Mme [L] [C] a déposé en juillet 2019 au secrétariat greffe du Tribunal judiciaire de Montpellier une demande de certificat de nationalité française sur le fondement de l’article 18 du Code civil, pour être née à l’étranger d’un parent de nationalité française.
Le 03 août 2021, Mme [L] [T] [C] s’est vu opposer par la directrice des services de greffe judiciaire du tribunal judicaire de Montpellier un refus de délivrance de certificat de nationalité française, aux motifs d’une part que son acte de naissance devait être produit en original et revêtu de l’apostille, et d’autre part, que la requérante titulaire d’un passeport délivré le 25 Avril 2018 par les autorités américaines ne présentait pas d’élément de possession d’état de Française.
Par lettre recommandée avec accusé de réception en date du 04 Novembre 2022, notifiée le 07 Novembre 2022, Mme [L] [C] a contesté cette décision devant M. le Garde des Sceaux.
Par acte d’huissier du 02 mai 2023, Mme [L] [T] [C] a fait assigner devant le tribunal judiciaire de Marseille le Procureur de la République près ce tribunal à l’effet de voir juger qu’elle a la qualité de française.
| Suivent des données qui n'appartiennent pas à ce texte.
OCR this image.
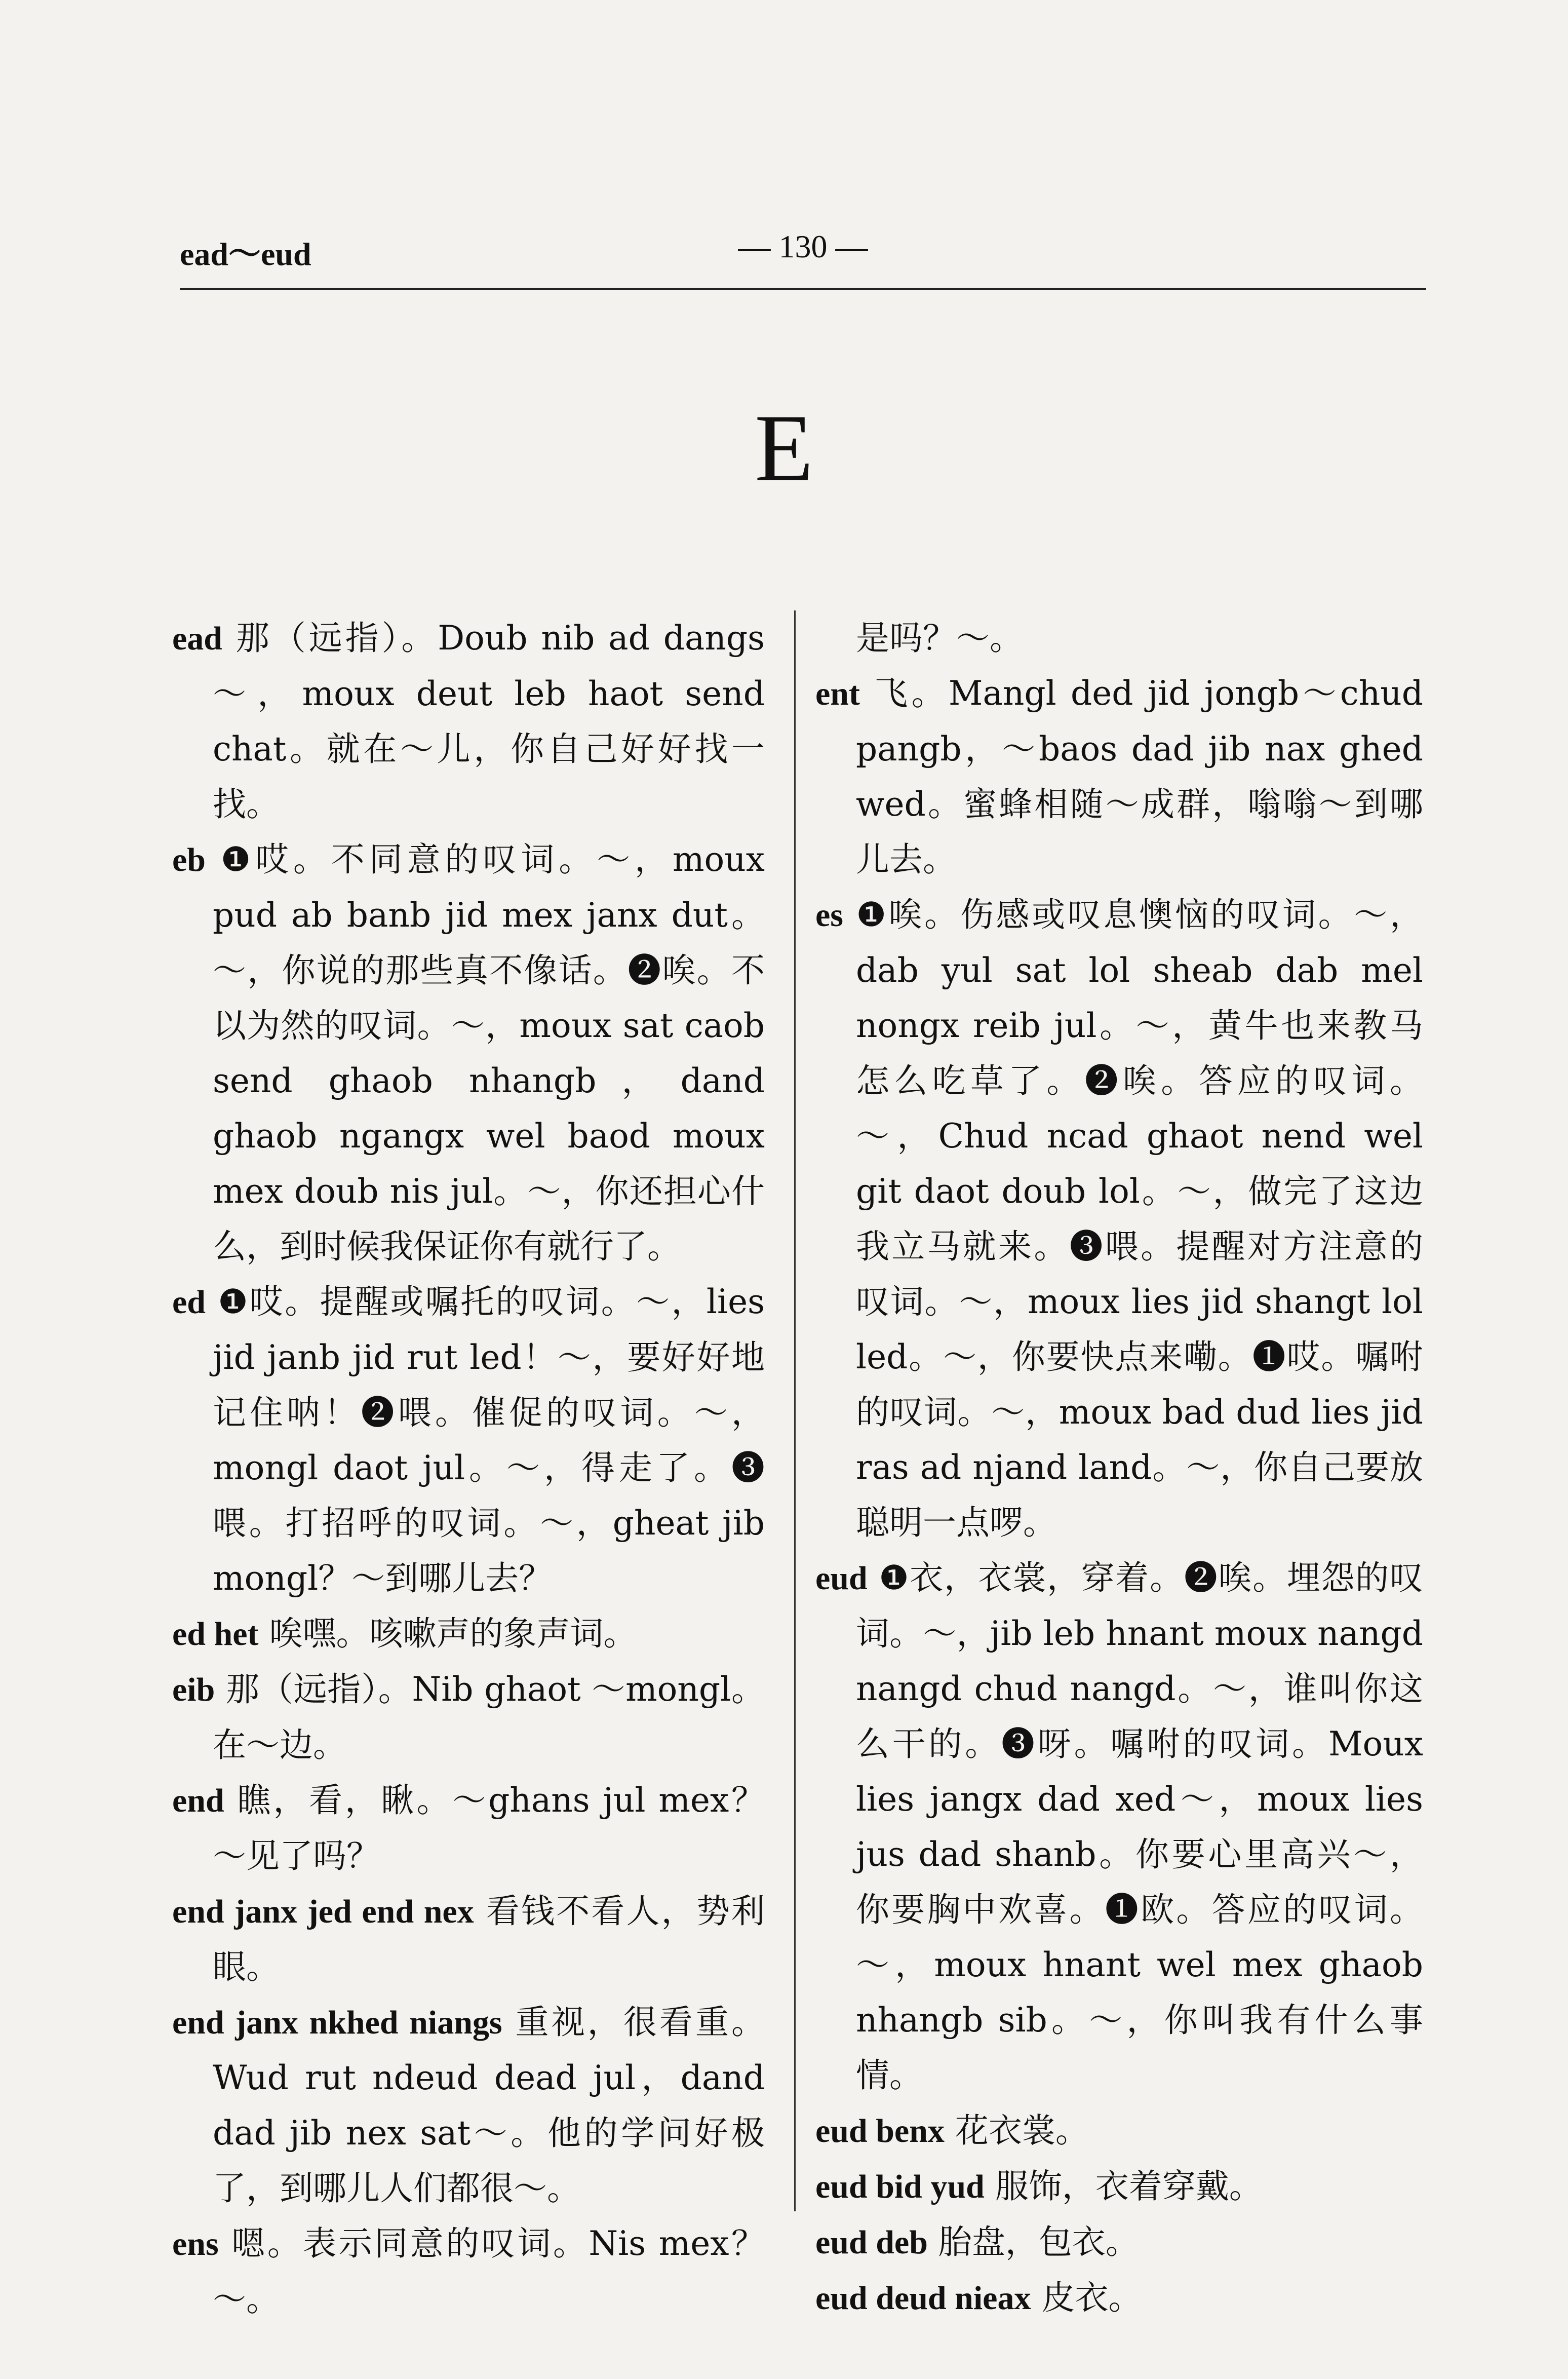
ead～eud	— 130 —
E
ead 那（远指）。Doub nib ad dangs～，moux deut leb haot send chat。就在～儿，你自己好好找一找。
eb ❶哎。不同意的叹词。～，moux pud ab banb jid mex janx dut。～，你说的那些真不像话。❷唉。不以为然的叹词。～，moux sat caob send ghaob nhangb，dand ghaob ngangx wel baod moux mex doub nis jul。～，你还担心什么，到时候我保证你有就行了。
ed ❶哎。提醒或嘱托的叹词。～，lies jid janb jid rut led！～，要好好地记住呐！❷喂。催促的叹词。～，mongl daot jul。～，得走了。❸喂。打招呼的叹词。～，gheat jib mongl？～到哪儿去？
ed het 唉嘿。咳嗽声的象声词。
eib 那（远指）。Nib ghaot ～mongl。在～边。
end 瞧，看，瞅。～ghans jul mex？～见了吗？
end janx jed end nex 看钱不看人，势利眼。
end janx nkhed niangs 重视，很看重。Wud rut ndeud dead jul，dand dad jib nex sat～。他的学问好极了，到哪儿人们都很～。
ens 嗯。表示同意的叹词。Nis mex？～。
是吗？～。
ent 飞。Mangl ded jid jongb～chud pangb，～baos dad jib nax ghed wed。蜜蜂相随～成群，嗡嗡～到哪儿去。
es ❶唉。伤感或叹息懊恼的叹词。～，dab yul sat lol sheab dab mel nongx reib jul。～，黄牛也来教马怎么吃草了。❷唉。答应的叹词。～，Chud ncad ghaot nend wel git daot doub lol。～，做完了这边我立马就来。❸喂。提醒对方注意的叹词。～，moux lies jid shangt lol led。～，你要快点来嘞。❶哎。嘱咐的叹词。～，moux bad dud lies jid ras ad njand land。～，你自己要放聪明一点啰。
eud ❶衣，衣裳，穿着。❷唉。埋怨的叹词。～，jib leb hnant moux nangd nangd chud nangd。～，谁叫你这么干的。❸呀。嘱咐的叹词。Moux lies jangx dad xed～，moux lies jus dad shanb。你要心里高兴～，你要胸中欢喜。❶欧。答应的叹词。～，moux hnant wel mex ghaob nhangb sib。～，你叫我有什么事情。
eud benx 花衣裳。
eud bid yud 服饰，衣着穿戴。
eud deb 胎盘，包衣。
eud deud nieax 皮衣。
Aux termes de ses dernières conclusions signifiées le 22 août 2025, Mme [L] [T] [C] demande au tribunal de :
- Juger qu’elle justifie être né d’un parent ayant la nationalité française ;
- Juger qu’elle n’a pas usé de la faculté de répudier sa qualité de Française dans les délais prévus à l’article 18-1 du Code civil ;
- En conséquence, juger qu’elle a la qualité de Française ;
- Ordonner la publication de la décision à intervenir sur les registres du service central d’état civil du Ministère des affaires étrangères établi à [Localité 4].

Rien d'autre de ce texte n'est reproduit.